Я снова глубоко и осторожно вздыхаю.
– Надо выбираться.
– Как?
Я бы улыбнулась, не боли лицо так сильно. Мама не колеблется и не тратит время на стоны. Ее во многом можно упрекнуть, но Мэгали Моше из породы живучих.
– Садимся обратно по местам и делаем вид, будто все еще связаны. Отвлекаем внимание охранника и действуем по обстановке.
Мама кивает и возвращается в свой угол. Я ложусь, осторожно пряча веревки под себя, и стараюсь не думать, что будет, если вдруг все пойдет не так – к примеру, Оуэн вернется, или у охранника окажется пистолет. И почему я не уточнила это у мамы? Теперь уже поздно. Она кивает мне и начинает всхлипывать.
Итак, к спектаклю готовы.
Мама набирает воздуха в грудь:
– Джозеф! На помощь! Пожалуйста!
Ее голос полон ужаса. Иногда я забываю, какая она хорошая актриса. Ключ скрежещет в скважине, скрипит дверь. Я моргаю, ослепленная внезапным светом.
Входит мужчина в темной одежде:
– Ну чего ты теперь ноешь?
По легкому акценту я узнаю одного из моих прежних похитителей.
– Моя дочь – кажется, она мертва. Вряд ли вам это надо, да? Как вы получите у ее отца деньги, если она умрет?
Я едва не вздрагиваю, но сдерживаюсь. Разумеется, мама донесла до них мысль, что живая я гораздо ценнее.
Охранник поворачивается ко мне, и мое сердце бьется чаще. Лицо мамы за спиной похитителя белое и испуганное, но также полно решимости. Я жду, когда мужчина наклонится, даю маме сигнал вытянутой рукой: кулак, три пальца – начинаем.
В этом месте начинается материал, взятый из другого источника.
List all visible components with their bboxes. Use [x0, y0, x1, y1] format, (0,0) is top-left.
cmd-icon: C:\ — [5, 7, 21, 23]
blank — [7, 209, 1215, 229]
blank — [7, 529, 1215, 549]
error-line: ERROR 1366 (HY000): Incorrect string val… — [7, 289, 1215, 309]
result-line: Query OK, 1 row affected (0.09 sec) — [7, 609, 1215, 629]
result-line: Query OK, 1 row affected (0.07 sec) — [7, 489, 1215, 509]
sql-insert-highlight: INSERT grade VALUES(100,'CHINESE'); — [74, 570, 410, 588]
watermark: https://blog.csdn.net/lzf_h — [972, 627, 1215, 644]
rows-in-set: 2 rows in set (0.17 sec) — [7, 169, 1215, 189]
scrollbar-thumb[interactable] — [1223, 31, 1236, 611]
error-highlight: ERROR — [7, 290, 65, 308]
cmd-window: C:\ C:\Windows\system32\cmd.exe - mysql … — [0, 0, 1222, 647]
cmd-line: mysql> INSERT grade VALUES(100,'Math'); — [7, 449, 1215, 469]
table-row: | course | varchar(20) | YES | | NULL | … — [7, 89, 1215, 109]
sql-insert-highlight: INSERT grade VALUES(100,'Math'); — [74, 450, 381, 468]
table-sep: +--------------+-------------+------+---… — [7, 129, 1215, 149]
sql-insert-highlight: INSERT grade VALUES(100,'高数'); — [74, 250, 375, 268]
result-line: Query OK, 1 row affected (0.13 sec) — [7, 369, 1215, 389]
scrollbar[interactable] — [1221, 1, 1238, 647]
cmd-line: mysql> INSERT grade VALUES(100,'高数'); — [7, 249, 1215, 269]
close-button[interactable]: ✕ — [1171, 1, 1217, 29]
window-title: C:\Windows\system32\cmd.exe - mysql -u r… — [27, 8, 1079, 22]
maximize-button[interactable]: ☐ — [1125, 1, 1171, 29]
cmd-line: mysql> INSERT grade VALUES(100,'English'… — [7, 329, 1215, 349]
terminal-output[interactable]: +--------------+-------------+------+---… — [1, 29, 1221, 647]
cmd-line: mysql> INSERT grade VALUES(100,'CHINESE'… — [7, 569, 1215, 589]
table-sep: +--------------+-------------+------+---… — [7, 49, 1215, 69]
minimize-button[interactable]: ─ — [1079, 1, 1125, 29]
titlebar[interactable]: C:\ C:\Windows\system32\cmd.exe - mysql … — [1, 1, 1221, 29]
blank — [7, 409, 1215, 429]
Безмолвной молнией она пролетает через комнату и накидывает веревку на шею охранника. Я изворачиваюсь, сбиваю его с ног и усаживаюсь сверху, приставив нож к горлу.
– Пикнешь – перережу голосовые связки, – шепчу. – Понял?
Он слегка кивает. Судя по взгляду, прекрасно понял.
Пока мы с Джозефом обмениваемся любезностями, мама ловко его связывает.